Mirror Git to Mercurial

June 17th 2020, 2:53 pm

Tired of Git absolutely destroying your work due to its garbage interface and dozens of built-in foot-guns? Need to use it to publish your code to GitHub? I keep a dual-repo of everything I work on locally so that I can do my real work in Mercurial but mirror manually to Git for publishing. Its a bit of a pain in the ass, but its less of a pain in the ass than having to use Git in any way other than adding commits and pushing to GitHub. If you find yourself in a situation where you want to dual-repo an existing personal project, here is a handy set of command-line instructions that you can run on Linux to make a commit-accurate (but not time-accurate) mirror of your Git repo in Mercurial. Note that this is for personal projects, so it will assume you're the committer on everything. But maybe it will help you like it helped me?

  • List out all commits from HEAD (make sure to "git checkout trunk" or similar first).
git rev-list HEAD --reverse > /tmp/hgimport

  • Init mercurial
hg init

  • Copy gitignore, format it for mercurial syntax, ignore git repo
echo -e "syntax: glob\n\n.git/\n.gitignore\n.gitattributes" | cat - .gitignore > .hgignore

  • Go through commit list, check out commit, clean the repo (delete removed/untracked files), add/remove those files, commit them with the git commit message.
for I in $(cat /tmp/hgimport) ; do git checkout $I ; git clean  -d  -fx --dry-run . | sed 's/Would remove //' | grep -v "\.hg" | xargs rm ; hg addremove . ; hg commit -m "$(git log --format=%B -n 1 .)" ; done

  • Clean up temp export
rm /tmp/hgimport

Once you run the above steps, you should be able to re-run "git checkout trunk" or similar and see that your Mercurial repository is clean.
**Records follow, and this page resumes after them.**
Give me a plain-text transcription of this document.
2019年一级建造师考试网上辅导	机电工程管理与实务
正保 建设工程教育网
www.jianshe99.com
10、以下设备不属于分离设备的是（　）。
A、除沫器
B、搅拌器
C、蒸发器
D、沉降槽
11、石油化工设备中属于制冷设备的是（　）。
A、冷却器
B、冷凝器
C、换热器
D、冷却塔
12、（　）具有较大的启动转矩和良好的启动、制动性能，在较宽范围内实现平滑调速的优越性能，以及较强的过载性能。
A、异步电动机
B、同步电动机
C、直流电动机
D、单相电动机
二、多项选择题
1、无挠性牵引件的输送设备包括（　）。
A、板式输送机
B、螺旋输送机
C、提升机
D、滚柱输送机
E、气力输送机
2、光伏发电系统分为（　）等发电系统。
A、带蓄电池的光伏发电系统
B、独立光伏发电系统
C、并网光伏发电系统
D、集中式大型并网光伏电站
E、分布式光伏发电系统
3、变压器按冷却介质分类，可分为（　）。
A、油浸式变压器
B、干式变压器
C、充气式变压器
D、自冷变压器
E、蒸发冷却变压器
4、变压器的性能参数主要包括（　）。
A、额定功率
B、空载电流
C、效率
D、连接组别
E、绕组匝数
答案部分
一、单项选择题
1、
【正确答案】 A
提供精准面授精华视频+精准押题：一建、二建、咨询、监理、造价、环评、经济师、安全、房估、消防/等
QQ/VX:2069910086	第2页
You will have untracked .hg/ and .hgignore files in your Git repo, but its easy enough to add them to your .gitignore in a commit. Once this is done, you can continue where you left off working in Mercurial. My preferred workflow is to get things to a point where I'm ready to publish, then one-by-one check out the Mercurial commits and commit them to Git so the history matches. Its not perfect, but it is virtually free of foot-guns and I haven't lost work yet in 3 years of doing this. Can't say the same about just using Git to do regular stuff.